Various musicians and entertainers also make appearances, including Wingy Manone, Jack Pepper, and Harry Barris

==Reception==
Bosley Crowther of The New York Times enjoyed it. "It's a very funny thing about this picture business—or this musical picture business, we should say. One producer may come along with a supercolossal whopper, all dressed up in fancy pants and boasting a high-class score and folks will find themselves sitting watch on a dull and pretentious fizzle. And then along will come Paramount, say, with an entry such as "Rhythm on the River." which opened at the Paramount yesterday—an after-you sort of entry which gives the odd impression of having been casually shot "off the cuff"—and, behold, it turns out to be one of the most like-able musical pictures of the season... What's there to it? Well, there's Bing, whose frank and guileless indifference, whose apparent dexterity with ad libs is, in this case, beautiful to behold. There is Miss Martin, who is ever so comfortable to look at and who sells a very nice song. There is also Oscar Levant, slumming from "Information, Please," who makes up in bashless impudence what he lacks in looks, charm, poise and ability to act. There are Mr. Rathbone, Charley Grapewin and Wingy Manone, who plays a hot trumpet, and there are several tuneful numbers, especially "Rhythm on the River" and "Ain't It a Shame about Mame." Add them all up and they total a progressively ingratiating picture—one that just slowly creeps up and sort of makes itself at home. It's a funny business, all right."

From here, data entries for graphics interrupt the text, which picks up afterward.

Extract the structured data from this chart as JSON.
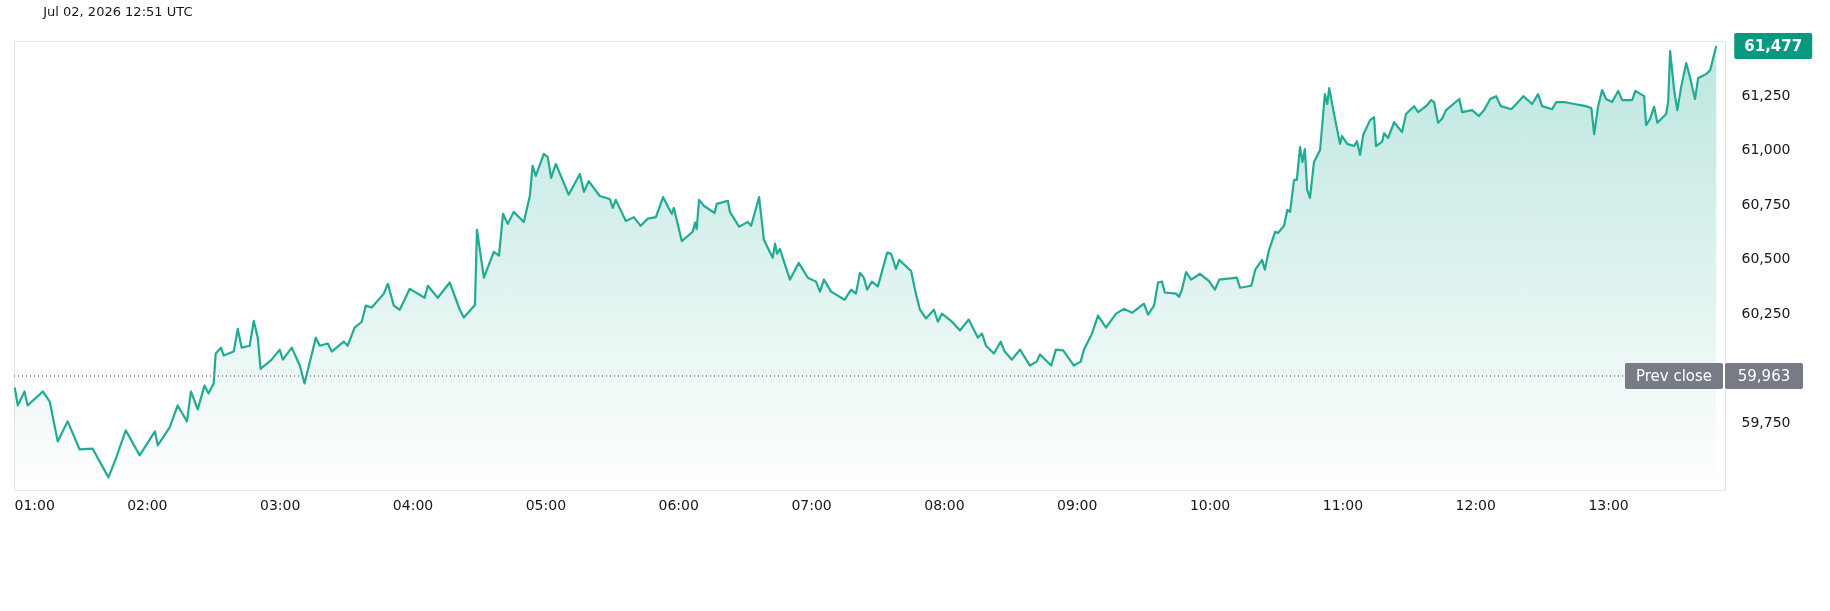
{
  "chart_data": {
    "type": "area",
    "title": "Jul 02, 2026 12:51 UTC",
    "x": [
      1.006,
      1.028,
      1.079,
      1.103,
      1.217,
      1.269,
      1.329,
      1.404,
      1.494,
      1.591,
      1.711,
      1.765,
      1.841,
      1.946,
      2.061,
      2.082,
      2.172,
      2.232,
      2.302,
      2.332,
      2.383,
      2.434,
      2.464,
      2.503,
      2.518,
      2.558,
      2.579,
      2.654,
      2.684,
      2.714,
      2.774,
      2.805,
      2.835,
      2.856,
      2.94,
      3.0,
      3.024,
      3.091,
      3.151,
      3.187,
      3.272,
      3.302,
      3.362,
      3.392,
      3.482,
      3.512,
      3.564,
      3.618,
      3.648,
      3.693,
      3.784,
      3.814,
      3.859,
      3.904,
      3.979,
      4.091,
      4.115,
      4.19,
      4.28,
      4.356,
      4.386,
      4.47,
      4.485,
      4.537,
      4.612,
      4.651,
      4.681,
      4.717,
      4.762,
      4.838,
      4.883,
      4.904,
      4.928,
      4.988,
      5.018,
      5.043,
      5.079,
      5.175,
      5.26,
      5.29,
      5.326,
      5.41,
      5.485,
      5.507,
      5.53,
      5.606,
      5.666,
      5.717,
      5.771,
      5.832,
      5.886,
      5.928,
      5.952,
      5.967,
      6.027,
      6.109,
      6.127,
      6.139,
      6.157,
      6.193,
      6.274,
      6.29,
      6.374,
      6.389,
      6.458,
      6.524,
      6.549,
      6.609,
      6.645,
      6.711,
      6.729,
      6.744,
      6.765,
      6.841,
      6.907,
      6.976,
      7.037,
      7.067,
      7.097,
      7.151,
      7.253,
      7.302,
      7.338,
      7.368,
      7.398,
      7.422,
      7.458,
      7.503,
      7.573,
      7.603,
      7.639,
      7.663,
      7.753,
      7.789,
      7.82,
      7.865,
      7.925,
      7.955,
      7.985,
      8.061,
      8.121,
      8.187,
      8.256,
      8.287,
      8.317,
      8.377,
      8.428,
      8.458,
      8.512,
      8.573,
      8.648,
      8.699,
      8.723,
      8.808,
      8.843,
      8.898,
      8.979,
      9.03,
      9.054,
      9.115,
      9.16,
      9.22,
      9.296,
      9.356,
      9.416,
      9.506,
      9.537,
      9.582,
      9.612,
      9.642,
      9.663,
      9.747,
      9.771,
      9.792,
      9.823,
      9.862,
      9.928,
      9.994,
      10.04,
      10.073,
      10.205,
      10.229,
      10.314,
      10.344,
      10.395,
      10.416,
      10.446,
      10.494,
      10.515,
      10.561,
      10.585,
      10.606,
      10.636,
      10.657,
      10.681,
      10.699,
      10.717,
      10.735,
      10.756,
      10.786,
      10.832,
      10.868,
      10.886,
      10.901,
      10.931,
      10.982,
      10.997,
      11.036,
      11.088,
      11.109,
      11.133,
      11.157,
      11.208,
      11.238,
      11.253,
      11.298,
      11.314,
      11.344,
      11.389,
      11.449,
      11.479,
      11.539,
      11.57,
      11.63,
      11.669,
      11.69,
      11.72,
      11.75,
      11.78,
      11.88,
      11.901,
      11.976,
      12.027,
      12.067,
      12.112,
      12.157,
      12.193,
      12.271,
      12.323,
      12.362,
      12.428,
      12.473,
      12.503,
      12.579,
      12.609,
      12.669,
      12.744,
      12.835,
      12.874,
      12.895,
      12.925,
      12.955,
      12.985,
      13.03,
      13.076,
      13.106,
      13.181,
      13.205,
      13.271,
      13.286,
      13.316,
      13.346,
      13.371,
      13.437,
      13.452,
      13.467,
      13.497,
      13.521,
      13.551,
      13.588,
      13.618,
      13.654,
      13.678,
      13.738,
      13.768,
      13.814
    ],
    "series": [
      {
        "color": "#22ab94",
        "values": [
          59910,
          59828,
          59892,
          59828,
          59892,
          59846,
          59663,
          59755,
          59626,
          59630,
          59498,
          59581,
          59714,
          59599,
          59709,
          59645,
          59727,
          59828,
          59755,
          59892,
          59810,
          59919,
          59883,
          59929,
          60066,
          60093,
          60057,
          60075,
          60179,
          60093,
          60102,
          60216,
          60139,
          59996,
          60038,
          60084,
          60038,
          60093,
          60011,
          59929,
          60139,
          60102,
          60112,
          60075,
          60121,
          60102,
          60185,
          60212,
          60286,
          60277,
          60341,
          60386,
          60286,
          60267,
          60363,
          60322,
          60377,
          60322,
          60392,
          60267,
          60231,
          60289,
          60634,
          60414,
          60533,
          60515,
          60707,
          60661,
          60716,
          60670,
          60789,
          60927,
          60881,
          60982,
          60967,
          60872,
          60936,
          60795,
          60890,
          60808,
          60857,
          60789,
          60775,
          60734,
          60771,
          60674,
          60692,
          60652,
          60685,
          60692,
          60784,
          60734,
          60707,
          60734,
          60582,
          60625,
          60667,
          60637,
          60771,
          60744,
          60711,
          60753,
          60767,
          60716,
          60648,
          60670,
          60652,
          60784,
          60588,
          60505,
          60570,
          60524,
          60546,
          60405,
          60482,
          60414,
          60396,
          60350,
          60405,
          60350,
          60313,
          60359,
          60341,
          60436,
          60414,
          60359,
          60396,
          60374,
          60529,
          60524,
          60454,
          60496,
          60445,
          60341,
          60267,
          60227,
          60267,
          60212,
          60249,
          60212,
          60172,
          60222,
          60139,
          60158,
          60102,
          60066,
          60121,
          60075,
          60038,
          60084,
          60011,
          60029,
          60062,
          60011,
          60084,
          60081,
          60011,
          60029,
          60084,
          60158,
          60240,
          60185,
          60249,
          60271,
          60253,
          60295,
          60245,
          60286,
          60392,
          60396,
          60346,
          60341,
          60326,
          60359,
          60440,
          60405,
          60432,
          60399,
          60359,
          60405,
          60414,
          60368,
          60377,
          60451,
          60496,
          60451,
          60538,
          60625,
          60619,
          60652,
          60725,
          60716,
          60863,
          60863,
          61013,
          60945,
          61004,
          60817,
          60780,
          60945,
          61000,
          61256,
          61211,
          61284,
          61183,
          61028,
          61064,
          61028,
          61018,
          61040,
          60978,
          61070,
          61137,
          61150,
          61018,
          61037,
          61077,
          61055,
          61128,
          61082,
          61165,
          61201,
          61174,
          61201,
          61229,
          61220,
          61125,
          61143,
          61183,
          61234,
          61174,
          61183,
          61156,
          61183,
          61234,
          61247,
          61201,
          61187,
          61220,
          61247,
          61211,
          61256,
          61201,
          61187,
          61220,
          61220,
          61211,
          61201,
          61192,
          61073,
          61201,
          61275,
          61234,
          61220,
          61271,
          61229,
          61229,
          61271,
          61247,
          61114,
          61143,
          61198,
          61125,
          61165,
          61220,
          61454,
          61275,
          61183,
          61293,
          61399,
          61330,
          61234,
          61330,
          61348,
          61366,
          61477
        ]
      }
    ],
    "xlim": [
      1,
      13.88
    ],
    "xticks": [
      {
        "value": 1,
        "label": "01:00"
      },
      {
        "value": 2,
        "label": "02:00"
      },
      {
        "value": 3,
        "label": "03:00"
      },
      {
        "value": 4,
        "label": "04:00"
      },
      {
        "value": 5,
        "label": "05:00"
      },
      {
        "value": 6,
        "label": "06:00"
      },
      {
        "value": 7,
        "label": "07:00"
      },
      {
        "value": 8,
        "label": "08:00"
      },
      {
        "value": 9,
        "label": "09:00"
      },
      {
        "value": 10,
        "label": "10:00"
      },
      {
        "value": 11,
        "label": "11:00"
      },
      {
        "value": 12,
        "label": "12:00"
      },
      {
        "value": 13,
        "label": "13:00"
      }
    ],
    "ylim": [
      59440,
      61500
    ],
    "yticks": [
      {
        "value": 59750,
        "label": "59,750"
      },
      {
        "value": 60250,
        "label": "60,250"
      },
      {
        "value": 60500,
        "label": "60,500"
      },
      {
        "value": 60750,
        "label": "60,750"
      },
      {
        "value": 61000,
        "label": "61,000"
      },
      {
        "value": 61250,
        "label": "61,250"
      }
    ],
    "grid": false,
    "ref_lines": [
      {
        "axis": "y",
        "value": 59963,
        "label": "Prev close",
        "color": "#787b86",
        "line_style": "dotted"
      }
    ],
    "annotations": [
      {
        "text": "61,477",
        "x": 13.814,
        "y": 61477
      },
      "59,963"
    ]
  }
}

This was echoed by Variety. "Some may tab this as the best picture Crosby has appeared in for several years. It's certainly one of his toppers . . . Bing Crosby continues his policy of splitting co-starring credits and performance importance with others in the cast. . .Crosby tackles his acting assignment with the nonchalance that has proven effective in past releases and on the air. He also provides much of the musical portion of the film in singing tunes in solo and with Miss Martin...Total of seven songs are presented by Crosby and Miss Martin, any one of which has potentialities for swinging into the hit class. Although ‘Only Forever' gets strong plugging in the picture, there's a good chance that the title tune, ‘Rhythm on the River,' sung by Crosby will catch strongest pop favor..."

==Soundtrack==
- "Only Forever" sung by Bing Crosby and Mary Martin.
- "When the Moon Comes Over Madison Square" (James V. Monaco / Johnny Burke) sung by Bing Crosby.
- "Rhythm on the River" (James V. Monaco / Johnny Burke) sung by Bing Crosby.
- "That's for Me" (James V. Monaco / Johnny Burke) sung by Bing Crosby and Mary Martin.
- "What Would Shakespeare Have Said?" (James V. Monaco / Johnny Burke) sung by Bing Crosby and by Lillian Cornell.
- "Ain't It a Shame About Mame?" (James V. Monaco / Johnny Burke) sung by Mary Martin.
- "I Don't Want to Cry Any More" (Victor Schertzinger) sung by Mary Martin.
- "Tiger Rag" featured by Wingy Manone and his Band.

Bing Crosby recorded a number of the songs for Decca Records. "Only Forever" topped the Billboard charts for nine weeks and "That's for Me" charted also with a peak position of #9 in a 7-week stay. Crosby's songs were also included in the Bing's Hollywood series.

==Connection to The Carpenters==
The film mentions a (fictional) song named "Goodbye to Love"; Richard Carpenter watched the film and thought that would be a good title for a Carpenters song, which was eventually recorded and released in 1972.